Thanks!
Just decided to come out here for a quick minute and say hello to everyone. Some real quick things about what's going on with me. I had a beautiful, healthy baby boy who I adore sooooo much! He is the cutest and I love him so much.
Robert and I are no longer together but you guys saw that coming. I told you many times that when my baby turned 6 months I was dumping him. I couldn't wait the six months, so we broke up in early December. At the end of December I found out that he's married. Yes people he was married that whole time. He lied to me and my family about being divorced. He was just seperated. The minute we broke up he went back to her. I guess he's one of those people that can't be by themselves. When I was pregnant I would tell him as long as he supported his son I wouldn't take him for child support. Well my son is 6 months and he has only given me $85.00 in his whole life so of course I filed for support but I have no idea how long it takes.
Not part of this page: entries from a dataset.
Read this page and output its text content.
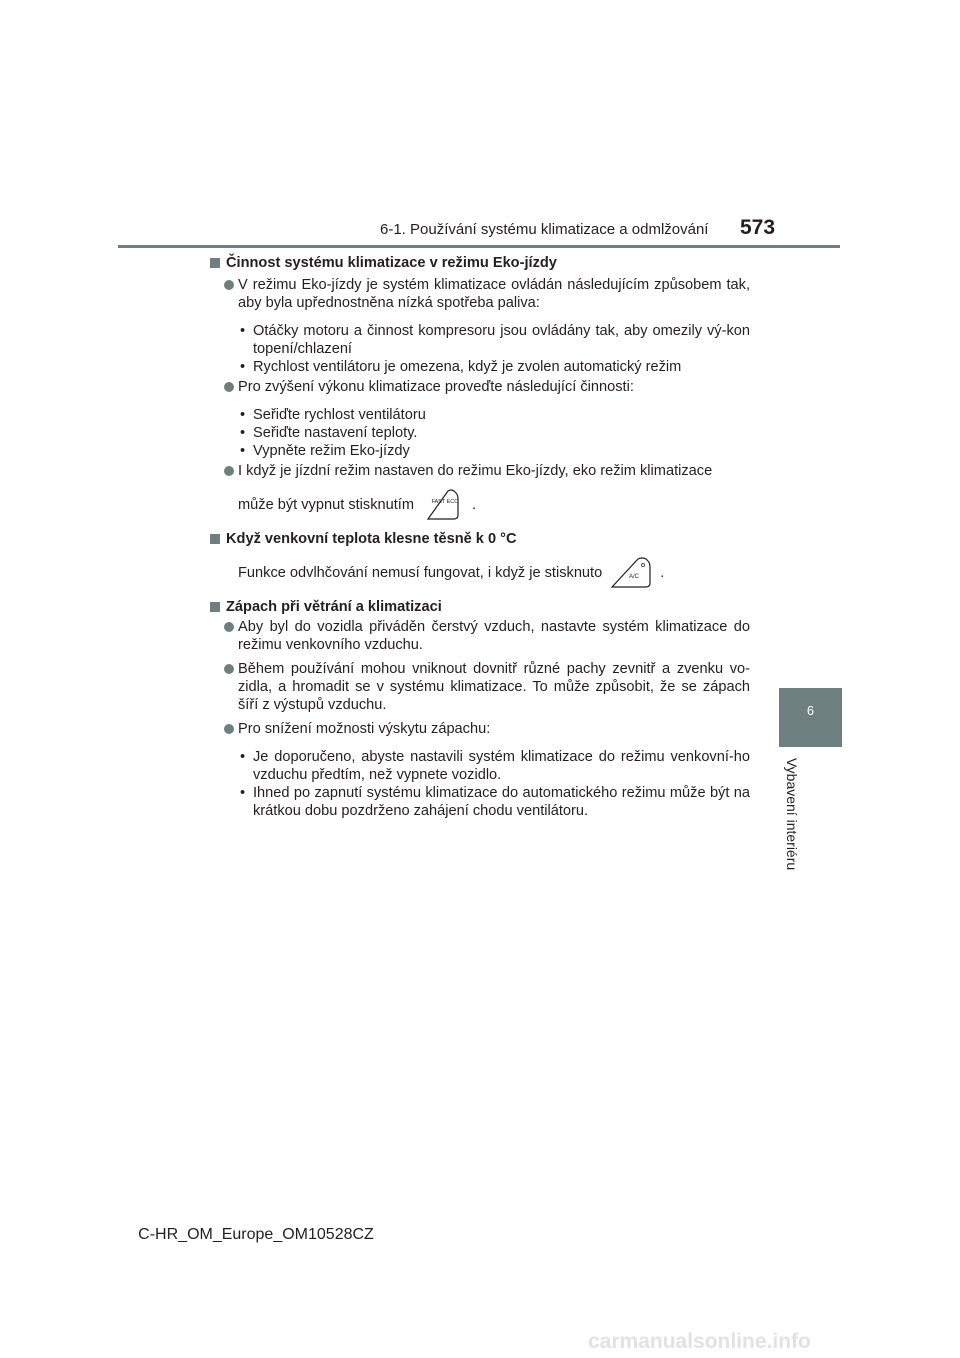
6-1. Používání systému klimatizace a odmlžování 573
6
Vybavení interiéru

Činnost systému klimatizace v režimu Eko-jízdy

V režimu Eko-jízdy je systém klimatizace ovládán následujícím způsobem tak, aby byla upřednostněna nízká spotřeba paliva:

• Otáčky motoru a činnost kompresoru jsou ovládány tak, aby omezily vý-kon topení/chlazení

• Rychlost ventilátoru je omezena, když je zvolen automatický režim

Pro zvýšení výkonu klimatizace proveďte následující činnosti:

• Seřiďte rychlost ventilátoru

• Seřiďte nastavení teploty.

• Vypněte režim Eko-jízdy

I když je jízdní režim nastaven do režimu Eko-jízdy, eko režim klimatizace

může být vypnut stisknutím	FAST ECO .

Když venkovní teplota klesne těsně k 0 °C

Funkce odvlhčování nemusí fungovat, i když je stisknuto	A/C .

Zápach při větrání a klimatizaci

Aby byl do vozidla přiváděn čerstvý vzduch, nastavte systém klimatizace do režimu venkovního vzduchu.

Během používání mohou vniknout dovnitř různé pachy zevnitř a zvenku vo-zidla, a hromadit se v systému klimatizace. To může způsobit, že se zápach šíří z výstupů vzduchu.

Pro snížení možnosti výskytu zápachu:

• Je doporučeno, abyste nastavili systém klimatizace do režimu venkovní-ho vzduchu předtím, než vypnete vozidlo.

• Ihned po zapnutí systému klimatizace do automatického režimu může být na krátkou dobu pozdrženo zahájení chodu ventilátoru.

C-HR_OM_Europe_OM10528CZ
carmanualsonline.info
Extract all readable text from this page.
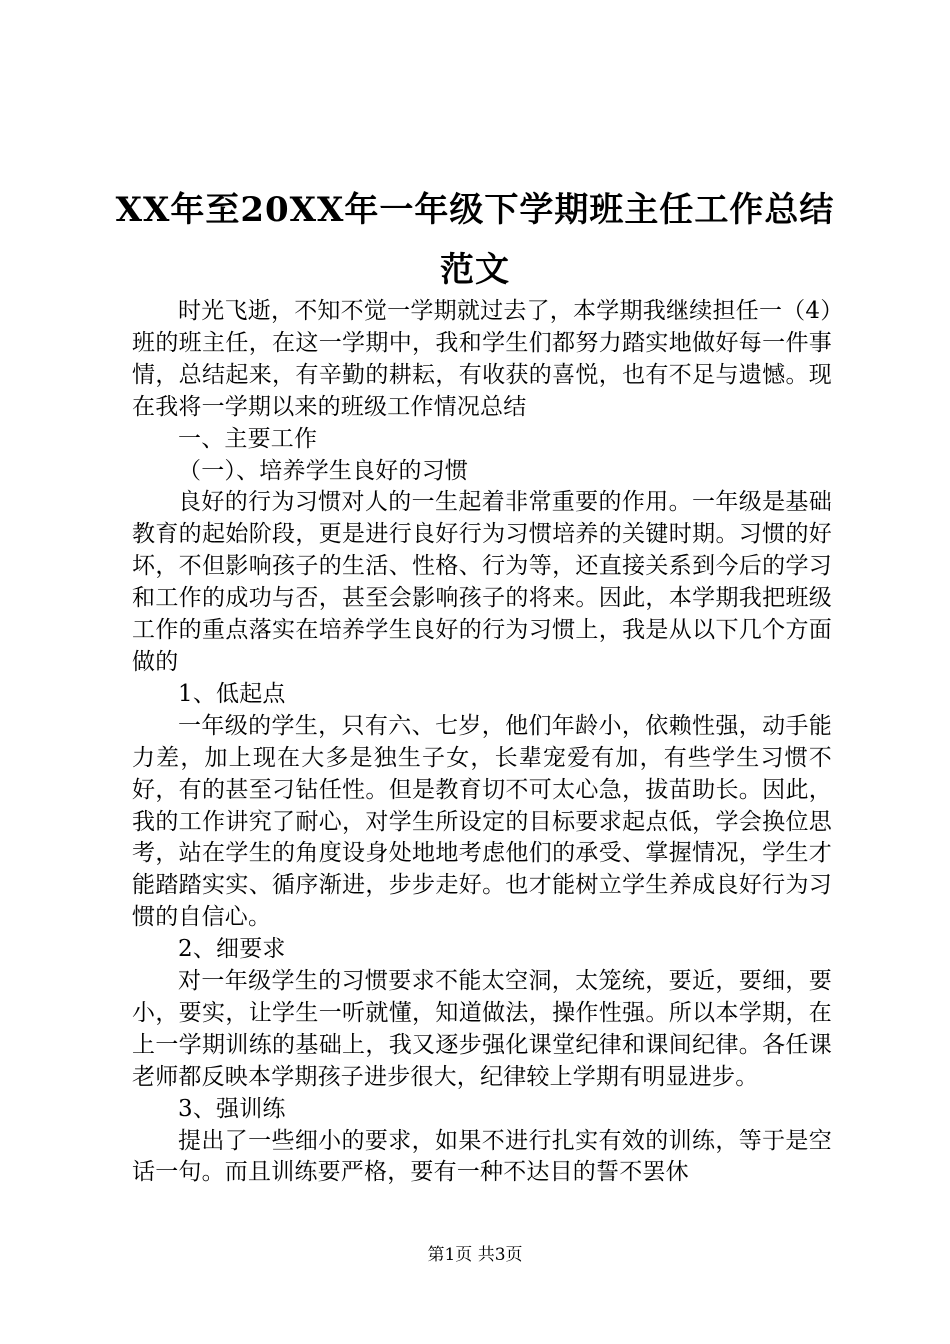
XX年至20XX年一年级下学期班主任工作总结
范文

时光飞逝，不知不觉一学期就过去了，本学期我继续担任一（4）班的班主任，在这一学期中，我和学生们都努力踏实地做好每一件事情，总结起来，有辛勤的耕耘，有收获的喜悦，也有不足与遗憾。现在我将一学期以来的班级工作情况总结

一、主要工作

（一）、培养学生良好的习惯

良好的行为习惯对人的一生起着非常重要的作用。一年级是基础教育的起始阶段，更是进行良好行为习惯培养的关键时期。习惯的好坏，不但影响孩子的生活、性格、行为等，还直接关系到今后的学习和工作的成功与否，甚至会影响孩子的将来。因此，本学期我把班级工作的重点落实在培养学生良好的行为习惯上，我是从以下几个方面做的

1、低起点

一年级的学生，只有六、七岁，他们年龄小，依赖性强，动手能力差，加上现在大多是独生子女，长辈宠爱有加，有些学生习惯不好，有的甚至刁钻任性。但是教育切不可太心急，拔苗助长。因此，我的工作讲究了耐心，对学生所设定的目标要求起点低，学会换位思考，站在学生的角度设身处地地考虑他们的承受、掌握情况，学生才能踏踏实实、循序渐进，步步走好。也才能树立学生养成良好行为习惯的自信心。

2、细要求

对一年级学生的习惯要求不能太空洞，太笼统，要近，要细，要小，要实，让学生一听就懂，知道做法，操作性强。所以本学期，在上一学期训练的基础上，我又逐步强化课堂纪律和课间纪律。各任课老师都反映本学期孩子进步很大，纪律较上学期有明显进步。

3、强训练

提出了一些细小的要求，如果不进行扎实有效的训练，等于是空话一句。而且训练要严格，要有一种不达目的誓不罢休

第1页 共3页
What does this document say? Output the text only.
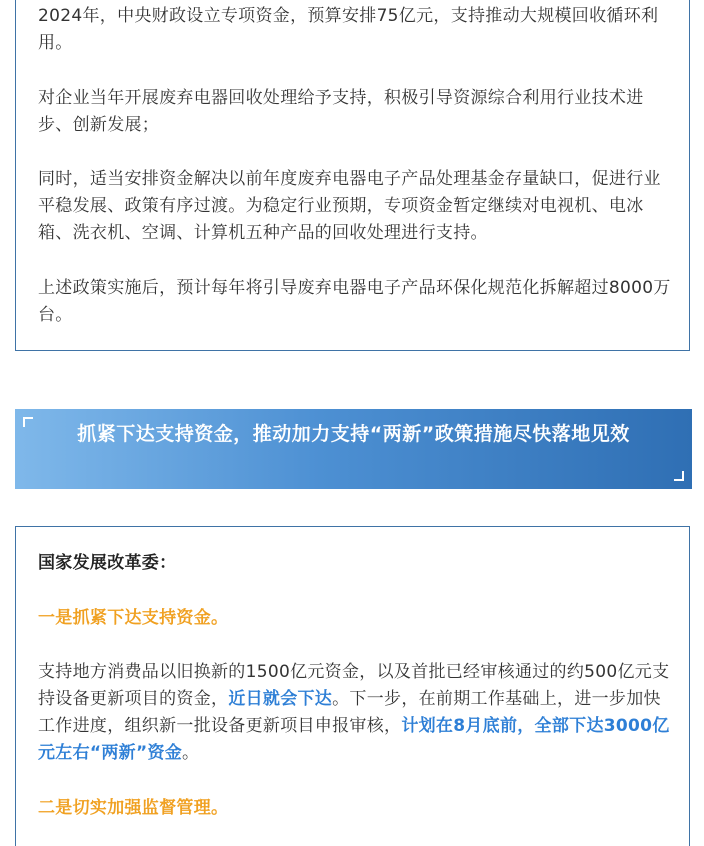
2024年，中央财政设立专项资金，预算安排75亿元，支持推动大规模回收循环利用。

对企业当年开展废弃电器回收处理给予支持，积极引导资源综合利用行业技术进步、创新发展；

同时，适当安排资金解决以前年度废弃电器电子产品处理基金存量缺口，促进行业平稳发展、政策有序过渡。为稳定行业预期，专项资金暂定继续对电视机、电冰箱、洗衣机、空调、计算机五种产品的回收处理进行支持。

上述政策实施后，预计每年将引导废弃电器电子产品环保化规范化拆解超过8000万台。

抓紧下达支持资金，推动加力支持“两新”政策措施尽快落地见效

国家发展改革委：

一是抓紧下达支持资金。

支持地方消费品以旧换新的1500亿元资金，以及首批已经审核通过的约500亿元支持设备更新项目的资金，近日就会下达。下一步，在前期工作基础上，进一步加快工作进度，组织新一批设备更新项目申报审核，计划在8月底前，全部下达3000亿元左右“两新”资金。

二是切实加强监督管理。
My family and friends have been very supportive threw this whole thing. I don't even think about Robert unless he calls and I have to answer so he can speak to his son, or if someone else brings his name up. My son RJ has spend about two weekends with his dad. It's like I think Robert wants to be a good father but he's letting this woman control him....I don't know so let me stop making excuses. A real man wouldn't let anything or anyone keep them away from their child.What I do know is that he's not providing for our son and that pisses me off. I must get off that subject now it just upsets me.
I am dating someone. Don't really want to speak on it right now but he's cool. I think that's about all I have to tell you guys right now. That's it! I just love being a mom.
OK time to update so we know how you're doing.